Build Authority via 'Seed Sites' and Citations
ChatGPT prioritizes sources it deems trustworthy. These often include 'Seed Sites' like Wikipedia, Reddit, Quora, and major news outlets. To get recommended, you need a 'Digital Paper Trail'. When a user asks for a recommendation, ChatGPT looks for consensus across its training data. If your brand is mentioned positively on Reddit threads and cited in industry reports, the probability of recommendation increases exponentially. This is not about spamming; it is about participating in the communities where your target audience and the AI's data gatherers reside.
Implement Advanced Schema for AI Extraction
Structured data is the bridge between human-readable content and machine-readable data. While Google uses Schema for Rich Snippets, ChatGPT uses it to verify attributes like price, availability, and specific features. By using JSON-LD, you provide a clear roadmap for the LLM to understand exactly what you offer without having to 'guess' from your prose. This is particularly vital for product recommendations. You should implement Product, Review, and FAQ schemas to give the model the most granular data possible.

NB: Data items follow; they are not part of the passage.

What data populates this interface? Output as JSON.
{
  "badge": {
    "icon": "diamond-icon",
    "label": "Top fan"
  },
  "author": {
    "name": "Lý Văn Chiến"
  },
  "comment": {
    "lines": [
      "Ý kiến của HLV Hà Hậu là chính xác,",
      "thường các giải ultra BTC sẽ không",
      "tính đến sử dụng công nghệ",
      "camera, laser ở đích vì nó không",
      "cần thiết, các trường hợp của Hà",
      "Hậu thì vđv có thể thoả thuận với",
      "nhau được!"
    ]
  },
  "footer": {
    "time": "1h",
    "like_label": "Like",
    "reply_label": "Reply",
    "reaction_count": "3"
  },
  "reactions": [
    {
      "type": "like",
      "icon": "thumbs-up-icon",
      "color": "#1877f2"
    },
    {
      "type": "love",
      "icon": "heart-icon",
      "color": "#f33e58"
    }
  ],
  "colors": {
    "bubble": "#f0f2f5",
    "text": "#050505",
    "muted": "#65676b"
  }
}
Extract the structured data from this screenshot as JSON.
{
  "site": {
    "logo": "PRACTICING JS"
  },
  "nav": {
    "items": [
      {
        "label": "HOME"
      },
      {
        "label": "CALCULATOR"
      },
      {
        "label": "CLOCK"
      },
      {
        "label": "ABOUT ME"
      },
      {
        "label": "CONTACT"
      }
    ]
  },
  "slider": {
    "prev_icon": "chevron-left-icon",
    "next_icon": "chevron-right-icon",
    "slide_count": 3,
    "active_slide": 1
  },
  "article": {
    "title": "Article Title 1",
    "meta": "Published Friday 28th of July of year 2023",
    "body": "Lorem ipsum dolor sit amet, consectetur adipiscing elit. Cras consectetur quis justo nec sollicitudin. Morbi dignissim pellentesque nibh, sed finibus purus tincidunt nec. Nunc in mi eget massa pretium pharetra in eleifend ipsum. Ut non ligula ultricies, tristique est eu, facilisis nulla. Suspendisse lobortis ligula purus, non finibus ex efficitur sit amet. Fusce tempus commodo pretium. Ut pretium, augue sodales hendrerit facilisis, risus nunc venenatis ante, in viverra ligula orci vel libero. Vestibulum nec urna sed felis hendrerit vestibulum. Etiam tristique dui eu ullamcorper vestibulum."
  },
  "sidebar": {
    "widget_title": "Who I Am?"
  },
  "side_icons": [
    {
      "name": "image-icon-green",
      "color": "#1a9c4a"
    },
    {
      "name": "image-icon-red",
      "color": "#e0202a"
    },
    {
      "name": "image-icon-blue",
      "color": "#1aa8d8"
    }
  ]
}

Optimize for Comparative Prompts
A significant portion of ChatGPT recommendations come from 'X vs Y' or 'Best tools for Z' prompts. To win these, you must create content that acknowledges your competitors while highlighting your unique differentiators. This is called 'Comparative Optimization'. You should create dedicated comparison pages on your site that use objective, data-driven tables. ChatGPT's Search function often scrapes these tables to summarize the pros and cons of different options for the user.
Monitor Share of Model (SoM) and Iterate
Visibility in ChatGPT is not a 'set it and forget it' task. You must track your 'Share of Model'—the frequency with which your brand is recommended compared to competitors for specific prompts. Since there is no 'OpenAI Search Console' yet, this requires manual or automated tracking of specific prompt outputs. You need to analyze the citations ChatGPT provides. If it recommends a competitor, look at the source link it cites. That source is your next target for a guest post, mention, or partnership.
Frequently Asked Questions
Does traditional SEO still work for ChatGPT?
Yes, but the focus shifts. While traditional SEO targets keywords, AI-focused SEO (GEO) targets entities and facts. High search rankings often correlate with AI visibility because both value authority, but you must specifically optimize for 'citable' facts and structured data to win in LLMs.
How often does ChatGPT update its recommendations?
ChatGPT uses a mix of its 'training data' (which is static) and 'SearchGPT' (which is real-time). Recommendations based on search can change daily as new articles are published, while the model's 'internal' bias only changes with major updates or fine-tuning.
Can I pay OpenAI to be recommended?
No. Unlike Google Search, there is currently no 'sponsored' recommendation system within ChatGPT. Recommendations are purely algorithmic based on perceived authority, relevance, and consensus found in the training data and live web results.
Is Wikipedia essential for ChatGPT visibility?
It is not essential, but it is the strongest possible signal. Wikipedia is a primary 'seed' source for LLMs. If you can't get a Wikipedia page, focus on being mentioned in Wikipedia citations or other high-authority knowledge bases like Wikidata.
How do I see if ChatGPT is sending me traffic?
Check your Google Search Console or Google Analytics. Look for referral traffic from 'chatgpt.com'. Note that many users may see your brand in ChatGPT and then search for you directly, so also monitor 'Direct' and 'Brand Search' traffic spikes.